Je vous laisse la parole pour un exposé liminaire, puis nous vous poserons des questions.
M. Pierre-Henri LEROY : M. le président, merci de votre accueil. Je vais d’abord me présenter rapidement. J’ai 54 ans. J’ai fait Sciences-Po, puis des études de droit à Columbia University. J’ai fait mon service national à la Datar. J’ai ensuite travaillé dans le domaine du financement dans des groupes chimiques tels que Roussel-Uclaf puis Hoechst en Allemagne. J’ai poursuivi ma carrière dans le secteur bancaire, pendant cinq ans chez Bankers Trust, banque d’affaires qui a été rachetée par Deutsche Bank, puis pendant cinq ans au Crédit Lyonnais, où j’étais responsable du financement du groupe. J’y ai été un témoin privilégié de certaines opérations, mais je n’ai malheureusement pas pu empêcher quoi que ce soit, car je travaillais sur le passif et non sur l’actif, c’est-à-dire sur les décisions d’investissement. Mes responsabilités au sein de cet établissement n’ont cessé de se réduire.
J’ai créé en 1994-1995 une petite société, avec très peu de fonds, parce qu’il n’y avait pas de marché et donc pas de raison d’investir du capital. Cette petite société de conseil, Proxinvest, est destinée à aider les investisseurs institutionnels à se prononcer sur le sens des votes qu’ils doivent émettre pour les millions d’actions qu’ils détiennent dans leur portefeuille.
Proxinvest a créé six emplois.
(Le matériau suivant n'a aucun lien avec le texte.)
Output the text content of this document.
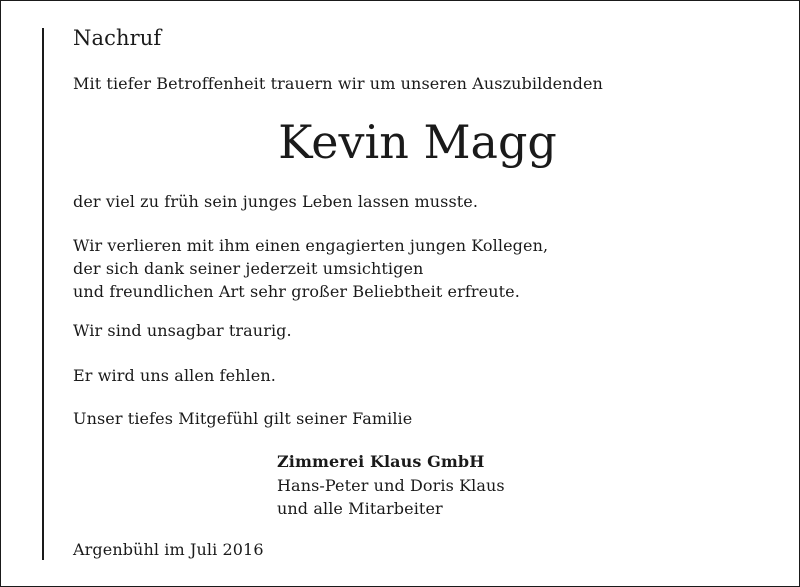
Nachruf
Mit tiefer Betroffenheit trauern wir um unseren Auszubildenden
Kevin Magg
der viel zu früh sein junges Leben lassen musste.
Wir verlieren mit ihm einen engagierten jungen Kollegen,
der sich dank seiner jederzeit umsichtigen
und freundlichen Art sehr großer Beliebtheit erfreute.
Wir sind unsagbar traurig.
Er wird uns allen fehlen.
Unser tiefes Mitgefühl gilt seiner Familie
Zimmerei Klaus GmbH
Hans-Peter und Doris Klaus
und alle Mitarbeiter
Argenbühl im Juli 2016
Je travaille 18 heures par jour, comme tout le monde, mais c’est un travail qui me donne beaucoup de satisfaction personnelle. Malgré le smic, l’urssaf et 1’is, nous arrivons à peu près à nous en tirer.
J’ai créé à Washington en 1995, avec des fonds de pension anglo-saxons, l’International Corporate Governance Network, qui est une association d’investisseurs responsables, c’est-à-dire d’investisseurs faisant une utilisation intelligente de leur droit de vote. Cette association a été encouragée par exemple par Jean-François Théodore et certaines sociétés françaises y ont contribué, telles la Société Générale et Lagardère, mais elle reste surtout une association d’investisseurs.
Proxinvest respecte un principe déontologique, c’est-à-dire stratégique, consistant à ne travailler que pour les investisseurs et aucunement pour les émetteurs. Nous avons refusé des propositions intéressantes d’émetteurs, car il n’est pas possible de conseiller sur un vote portant sur une proposition d’un conseil d’administration qui nous payerait par ailleurs pour lui avoir donné des conseils. Cette règle n’est pas observée par tous nos concurrents, mais nous préférons rester raisonnablement pauvres.
J’ai découvert, au cours de ces cinq années à la tête de Proxinvest une chose surprenante pour quelqu’un qui, comme moi, croyait connaître l’économie grâce à son expérience dans la banque et l’industrie, à savoir qu’une part importante de la richesse créée par les entreprises ne remonte pas jusqu’aux actionnaires ordinaires. Il s’agit essentiellement du champ des conventions réglementées et des transactions en capital orchestrées au bénéfice d’intérêts particuliers. Chacun le sait, mais c’est beaucoup plus important qu’on ne le croit. J’ai vu des sociétés très importantes dont un tiers de la capacité bénéficiaire était détournée par le jeu de conventions réglementées, même si la légalité d’un tel procédé est parfois douteuse.
Ceci s’explique par le manque d’égard pour les intérêts des investisseurs ordinaires, tandis que la direction de l’entreprise fait, elle, l’objet des meilleurs soins du système financier.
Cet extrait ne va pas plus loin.